Но настоящим символом, живым воплощением Забвения стали пауки. Они появились как–то разом, в один день – сотни проворных черно–серых существ – и в одночасье весь дом оказался буквально обвешан их легкими сетями. В короткие периоды между беременностями Фатима–ханум пыталась решительно бороться с ними, используя для этого весь известный арсенал средств – от мокрой тряпки до борной кислоты, но паучьих гнезд на беленых известью потолках и стенах все равно не становилось меньше, потому что на самом деле пауки не были причиной, а лишь случайным следствием того болезненного оцепенения, в которое погрузилась семья.

…Дети продолжали рождаться не в срок, словно торопливое бабушкино лоно никак не могло смириться с длительным ожиданием.
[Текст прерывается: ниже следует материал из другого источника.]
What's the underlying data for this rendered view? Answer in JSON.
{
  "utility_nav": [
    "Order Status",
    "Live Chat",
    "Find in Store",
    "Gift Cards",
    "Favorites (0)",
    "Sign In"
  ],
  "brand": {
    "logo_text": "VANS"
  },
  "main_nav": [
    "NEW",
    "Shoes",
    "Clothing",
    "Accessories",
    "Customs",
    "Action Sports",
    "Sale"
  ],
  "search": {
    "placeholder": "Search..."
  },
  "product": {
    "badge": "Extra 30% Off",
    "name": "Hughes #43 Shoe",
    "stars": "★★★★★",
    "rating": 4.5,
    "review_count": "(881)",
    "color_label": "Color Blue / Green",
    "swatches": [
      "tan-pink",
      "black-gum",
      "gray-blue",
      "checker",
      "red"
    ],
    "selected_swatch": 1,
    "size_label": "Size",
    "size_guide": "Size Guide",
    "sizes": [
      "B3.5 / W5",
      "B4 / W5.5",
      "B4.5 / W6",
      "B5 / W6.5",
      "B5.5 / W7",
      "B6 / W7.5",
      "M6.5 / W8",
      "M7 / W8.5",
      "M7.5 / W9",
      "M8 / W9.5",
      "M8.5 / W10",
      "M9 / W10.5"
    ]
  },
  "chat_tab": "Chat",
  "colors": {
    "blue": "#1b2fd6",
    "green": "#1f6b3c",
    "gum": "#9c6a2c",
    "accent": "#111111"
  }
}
Завернув крошечные тела в чистые тряпицы, их уносили, чтобы похоронить в дальнем углу двора – одного подле другого. Каждый год. Не помогали ни заговоры, ни аптечные лекарства, ни молитвы. Дети все равно не просыпались, и так, ни разу и не вздохнув, быстро переплывали из тьмы вечных архетипов в покойную тьму небытия, отравленные, как и все вокруг, проклятым Забвением.

Идрис Халил бережно опускает сверток в теплую землю в тайной надежде, что он прорастет невиданным овощем: тщетная надежда.

Когда влажная духота, наполненная шорохами виноградных листьев и комариным звоном, не дает уснуть, а сладкий аромат ночных цветов вызывает смутное томление, Мамед Исрафил забирается на крышу дома и, устроившись на расстеленном коврике, начинает водить смычком по струнам кяманчи. В небе – горячечный свет полной луны, на крыше – вокруг стеклянного колпака керосиновой лампы – пляшут мотыльки, вроде тех, что прятались за толстыми стеклами очков Гаджи Сефтара.

Так проходят годы, слившись в нечто единое, монотонное, цельное. Годы, похожие на один и тот же день.

Задрав голову, Идрис Халил смотрит в небо. Мерцающий Соломенный путь что–то смутно напоминает ему, но ему уже не вспомнить, не пробраться сквозь толщу времени и потерь. Множество звезд – искусная вышивка на темном бархате, и самая яркая среди них – Сириус. Звезда Мореходов.